Molly Bobak visits Tabloid to talk about her current career plans and demonstrates the Jolly Jumper, "the Canadian nanny."
Anny Bobak has accompanied her mother to the CBC studio, and they show how a new baby entertainment device, the Jolly Jumper, works in 1957. (CBC Archives)
  On a stopover on her journey from Vancouver to England, artist Molly Bobak has dropped in to  Tabloid for a catch-up with host Joyce Davidson.  But all eyes are on her five-month-old daughter Anny, who is bouncing happily in a new Canadian invention called a Jolly Jumper. 

'This is the Canadian nanny, I think'

Artist Molly Bobak brings a Jolly Jumper to Tabloid in 1957

4 years ago
Duration 1:01
Molly Bobak visits Tabloid to talk about her current career plans and demonstrates a new kind of baby entertainment.

  Bobak has brought it in for show and tell, and young Anny contentedly demonstrates how the baby exerciser doubles as entertainment.  "Apparently they were invented by a grandmother ... and when she got busy she stuck the baby in this little corset affair," says Bobak. 
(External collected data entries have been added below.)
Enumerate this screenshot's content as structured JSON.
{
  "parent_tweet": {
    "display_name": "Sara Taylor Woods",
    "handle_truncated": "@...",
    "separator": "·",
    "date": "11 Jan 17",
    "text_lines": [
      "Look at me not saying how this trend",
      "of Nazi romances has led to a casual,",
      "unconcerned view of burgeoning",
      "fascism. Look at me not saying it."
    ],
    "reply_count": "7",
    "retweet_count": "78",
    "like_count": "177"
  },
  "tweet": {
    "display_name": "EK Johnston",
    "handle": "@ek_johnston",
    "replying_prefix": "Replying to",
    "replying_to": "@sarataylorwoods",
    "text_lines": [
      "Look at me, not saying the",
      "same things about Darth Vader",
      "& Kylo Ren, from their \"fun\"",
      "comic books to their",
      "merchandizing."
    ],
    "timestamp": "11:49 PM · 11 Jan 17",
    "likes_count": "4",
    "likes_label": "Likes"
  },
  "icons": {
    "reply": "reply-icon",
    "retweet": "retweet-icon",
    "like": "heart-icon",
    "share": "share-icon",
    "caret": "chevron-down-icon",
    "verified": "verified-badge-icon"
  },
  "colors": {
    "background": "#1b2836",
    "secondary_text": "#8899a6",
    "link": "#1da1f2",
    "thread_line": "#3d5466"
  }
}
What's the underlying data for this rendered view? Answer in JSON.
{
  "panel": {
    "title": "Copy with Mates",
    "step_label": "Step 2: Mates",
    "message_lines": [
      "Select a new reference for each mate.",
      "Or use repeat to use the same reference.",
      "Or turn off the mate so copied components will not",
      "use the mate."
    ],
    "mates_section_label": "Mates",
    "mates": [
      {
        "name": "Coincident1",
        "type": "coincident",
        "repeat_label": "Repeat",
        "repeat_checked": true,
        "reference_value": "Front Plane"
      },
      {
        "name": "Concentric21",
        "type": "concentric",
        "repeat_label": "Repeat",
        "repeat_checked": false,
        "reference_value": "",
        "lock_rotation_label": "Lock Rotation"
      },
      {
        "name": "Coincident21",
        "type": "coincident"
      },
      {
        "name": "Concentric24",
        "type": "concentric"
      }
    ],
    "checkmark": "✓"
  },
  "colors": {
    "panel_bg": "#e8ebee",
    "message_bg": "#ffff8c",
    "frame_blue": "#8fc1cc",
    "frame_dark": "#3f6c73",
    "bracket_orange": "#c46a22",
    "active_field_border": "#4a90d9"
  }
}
In 1967, Eaton's Spring and Summer catalogue advertised the Jolly Jumper as providing "fun and exercise for babies aged 3 mos. to walking." (Eaton's Spring and Summer catalogue, 1967)
  It was, in fact, invented by Olivia Poole, in 1910.  As a mother herself and living in Manitoba, she created a similar swing, with a steel spring created by a blacksmith.  But it was not until 1948 that she began producing them for her grandchildren, and they were patented in 1957. 

Poole was part Ojibway, and was raised on the White Earth Indian Reserve in Minnesota.  It was there she had observed the practice of mothers fixing their babies, on cradle boards, to a swing system while they worked. 

A children's shop advertisement which ran in the Toronto Star on Apr. 7, 1958, offered the units for $10.95, and promoted a "See the Jolly Jumper in use" demonstration.